Ben Reitzes from Melius Research sees a “bit of confusion” around Microsoft’s revenue shortfall, which was approximately $1.3 billion below analysts’ estimates. He attributes this discrepancy to changes in Microsoft’s gaming revenue accounting and Azure’s temporary capacity constraints. Reitzes noted that this confusion presents an opportunity, predicting that Azure will likely benefit in the second half of the fiscal year from Nvidia’s upcoming Blackwell chips and increased capacity. He also expects OpenAI to drive more cloud usage.
Reitzes highlighted some debate over how to account for OpenAI’s losses, which may be non-cash and therefore less concerning to Wall Street analysts. Maintaining a “buy” rating on Microsoft, Reitzes has a target price of $480 for the stock, pointing out that these losses won’t impact metrics like earnings before interest, taxes, depreciation, and amortization (EBITDA).
Meanwhile, Bernstein’s Mark Moerdler acknowledged some lingering questions about Microsoft’s future, specifically around the effectiveness of its Copilot AI assistant and how the company plans to monetize its significant AI investments. Despite these uncertainties, Moerdler is optimistic, suggesting that once Microsoft expands its cloud capacity, investors will gain more confidence in the consistency of its AI revenue. “Overall, the investment thesis remains solid,” he noted, adding that Microsoft’s recent dip, coupled with reduced competition in the stock, makes it a more appealing option.
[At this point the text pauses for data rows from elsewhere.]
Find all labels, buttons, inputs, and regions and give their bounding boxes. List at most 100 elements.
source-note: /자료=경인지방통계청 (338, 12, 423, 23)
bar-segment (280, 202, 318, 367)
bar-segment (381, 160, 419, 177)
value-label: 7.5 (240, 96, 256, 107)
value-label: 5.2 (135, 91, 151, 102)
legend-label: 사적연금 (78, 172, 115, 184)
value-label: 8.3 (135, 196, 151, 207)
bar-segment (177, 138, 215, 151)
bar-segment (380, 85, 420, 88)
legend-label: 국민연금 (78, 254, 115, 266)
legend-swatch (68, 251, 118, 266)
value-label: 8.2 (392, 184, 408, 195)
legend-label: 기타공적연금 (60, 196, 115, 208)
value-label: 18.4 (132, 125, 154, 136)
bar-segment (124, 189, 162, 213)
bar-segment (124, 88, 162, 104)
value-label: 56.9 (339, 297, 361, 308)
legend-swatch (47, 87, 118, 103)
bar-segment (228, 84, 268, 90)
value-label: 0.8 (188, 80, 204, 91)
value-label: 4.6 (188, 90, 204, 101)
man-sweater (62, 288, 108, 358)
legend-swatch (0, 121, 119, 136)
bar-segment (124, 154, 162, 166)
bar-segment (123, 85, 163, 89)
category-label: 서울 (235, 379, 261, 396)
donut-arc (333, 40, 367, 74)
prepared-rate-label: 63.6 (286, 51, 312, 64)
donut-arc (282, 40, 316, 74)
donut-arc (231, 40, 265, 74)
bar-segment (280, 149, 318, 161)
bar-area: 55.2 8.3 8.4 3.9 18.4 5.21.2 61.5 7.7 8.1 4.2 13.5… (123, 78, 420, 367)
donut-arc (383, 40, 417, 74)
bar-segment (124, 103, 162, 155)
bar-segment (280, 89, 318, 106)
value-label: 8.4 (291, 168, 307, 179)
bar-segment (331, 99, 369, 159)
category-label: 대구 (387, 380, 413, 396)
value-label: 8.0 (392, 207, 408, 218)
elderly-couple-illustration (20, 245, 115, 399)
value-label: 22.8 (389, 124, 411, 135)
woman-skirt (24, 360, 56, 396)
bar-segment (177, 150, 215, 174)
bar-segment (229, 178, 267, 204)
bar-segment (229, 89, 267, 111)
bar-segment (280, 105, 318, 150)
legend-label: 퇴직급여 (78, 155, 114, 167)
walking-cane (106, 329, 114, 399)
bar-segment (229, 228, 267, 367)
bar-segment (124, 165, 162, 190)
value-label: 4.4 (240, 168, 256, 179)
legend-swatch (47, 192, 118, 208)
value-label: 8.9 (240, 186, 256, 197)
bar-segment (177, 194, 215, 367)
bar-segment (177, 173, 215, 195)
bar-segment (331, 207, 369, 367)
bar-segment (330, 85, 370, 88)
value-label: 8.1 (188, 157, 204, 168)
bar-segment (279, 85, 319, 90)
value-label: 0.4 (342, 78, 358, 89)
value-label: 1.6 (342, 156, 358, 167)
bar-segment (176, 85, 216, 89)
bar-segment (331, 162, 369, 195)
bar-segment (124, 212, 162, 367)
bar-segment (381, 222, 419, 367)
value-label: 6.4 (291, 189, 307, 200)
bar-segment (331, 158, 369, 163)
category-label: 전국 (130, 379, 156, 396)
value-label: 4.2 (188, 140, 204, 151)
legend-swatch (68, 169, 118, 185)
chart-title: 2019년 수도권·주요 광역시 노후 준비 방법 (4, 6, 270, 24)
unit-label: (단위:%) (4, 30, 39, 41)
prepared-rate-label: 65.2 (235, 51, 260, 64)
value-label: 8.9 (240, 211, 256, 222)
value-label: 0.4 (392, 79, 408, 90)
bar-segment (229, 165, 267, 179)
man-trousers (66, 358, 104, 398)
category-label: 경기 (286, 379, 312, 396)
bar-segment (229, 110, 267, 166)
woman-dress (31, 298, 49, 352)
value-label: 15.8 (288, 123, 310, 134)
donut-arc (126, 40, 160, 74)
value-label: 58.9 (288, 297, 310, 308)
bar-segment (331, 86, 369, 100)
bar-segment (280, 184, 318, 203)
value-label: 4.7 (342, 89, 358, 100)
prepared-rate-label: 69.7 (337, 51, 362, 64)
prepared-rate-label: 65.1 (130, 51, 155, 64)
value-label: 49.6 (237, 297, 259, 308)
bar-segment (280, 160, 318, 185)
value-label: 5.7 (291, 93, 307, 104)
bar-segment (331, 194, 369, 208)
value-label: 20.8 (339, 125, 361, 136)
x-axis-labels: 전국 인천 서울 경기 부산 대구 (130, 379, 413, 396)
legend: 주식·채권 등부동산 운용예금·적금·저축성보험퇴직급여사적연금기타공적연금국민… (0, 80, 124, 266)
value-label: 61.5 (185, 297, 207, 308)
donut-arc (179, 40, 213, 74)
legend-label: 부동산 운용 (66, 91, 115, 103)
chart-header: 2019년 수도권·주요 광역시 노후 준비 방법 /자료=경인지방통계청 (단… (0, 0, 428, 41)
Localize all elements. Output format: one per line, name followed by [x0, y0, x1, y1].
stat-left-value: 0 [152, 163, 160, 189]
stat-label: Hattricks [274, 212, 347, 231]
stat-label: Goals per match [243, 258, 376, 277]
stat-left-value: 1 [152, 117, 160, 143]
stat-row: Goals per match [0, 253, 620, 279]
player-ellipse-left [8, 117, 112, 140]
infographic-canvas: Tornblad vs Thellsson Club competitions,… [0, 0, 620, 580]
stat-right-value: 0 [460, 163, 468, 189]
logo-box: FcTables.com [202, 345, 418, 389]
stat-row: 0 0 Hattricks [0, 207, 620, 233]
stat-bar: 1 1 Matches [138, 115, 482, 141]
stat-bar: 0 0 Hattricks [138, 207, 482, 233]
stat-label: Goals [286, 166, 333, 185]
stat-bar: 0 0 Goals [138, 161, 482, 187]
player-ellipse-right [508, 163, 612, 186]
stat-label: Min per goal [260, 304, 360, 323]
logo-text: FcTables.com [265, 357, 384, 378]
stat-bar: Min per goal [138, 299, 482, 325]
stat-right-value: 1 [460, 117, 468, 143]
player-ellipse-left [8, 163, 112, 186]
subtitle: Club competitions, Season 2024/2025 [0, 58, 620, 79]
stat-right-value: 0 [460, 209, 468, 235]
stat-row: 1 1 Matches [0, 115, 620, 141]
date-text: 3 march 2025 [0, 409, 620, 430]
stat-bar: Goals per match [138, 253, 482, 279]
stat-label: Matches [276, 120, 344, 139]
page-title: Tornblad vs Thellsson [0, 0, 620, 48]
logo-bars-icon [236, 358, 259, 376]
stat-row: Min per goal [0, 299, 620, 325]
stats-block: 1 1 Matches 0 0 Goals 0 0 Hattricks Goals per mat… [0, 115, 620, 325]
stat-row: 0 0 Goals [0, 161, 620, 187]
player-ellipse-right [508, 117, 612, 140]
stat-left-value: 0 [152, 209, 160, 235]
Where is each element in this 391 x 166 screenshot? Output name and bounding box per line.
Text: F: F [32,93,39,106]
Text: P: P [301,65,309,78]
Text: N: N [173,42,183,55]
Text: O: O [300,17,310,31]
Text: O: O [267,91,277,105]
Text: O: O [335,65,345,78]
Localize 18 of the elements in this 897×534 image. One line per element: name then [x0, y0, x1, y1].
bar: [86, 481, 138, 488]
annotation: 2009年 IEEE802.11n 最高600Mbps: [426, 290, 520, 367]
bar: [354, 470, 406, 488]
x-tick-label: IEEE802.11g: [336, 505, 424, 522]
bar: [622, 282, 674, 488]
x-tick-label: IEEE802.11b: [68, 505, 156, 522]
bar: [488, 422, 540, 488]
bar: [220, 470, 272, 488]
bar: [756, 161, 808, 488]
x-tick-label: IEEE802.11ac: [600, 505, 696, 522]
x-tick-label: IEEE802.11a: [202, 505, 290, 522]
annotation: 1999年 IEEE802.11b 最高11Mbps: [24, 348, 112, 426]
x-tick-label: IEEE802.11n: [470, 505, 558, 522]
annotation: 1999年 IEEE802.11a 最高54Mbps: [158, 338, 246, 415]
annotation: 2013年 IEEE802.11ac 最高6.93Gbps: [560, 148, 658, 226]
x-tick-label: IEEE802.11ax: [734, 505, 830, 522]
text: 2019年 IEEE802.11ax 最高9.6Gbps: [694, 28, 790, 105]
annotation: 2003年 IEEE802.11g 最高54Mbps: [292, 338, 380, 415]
Moerdler raised his target price from $500 to $511 and reiterated his “outperform” rating.
However, Guggenheim’s John DiFucci took a more cautious approach, questioning whether Microsoft’s AI monetization strategy will yield the expected returns in its Office suite. DiFucci compared waiting for this AI-driven revenue to waiting for Godot, noting that while some investors anticipated a substantial revenue boost from Copilot’s release on November 1, 2023, there has been minimal noticeable impact on Microsoft’s M365 Commercial Cloud business one year later. He maintains a neutral rating on Microsoft, expressing skepticism about whether AI will contribute significantly to its growth in the near term.
These differing perspectives reflect broader sentiment on Microsoft’s AI and cloud strategies. While some analysts remain bullish on its long-term growth potential, particularly in AI, others are cautious about the challenges in quickly monetizing these innovations.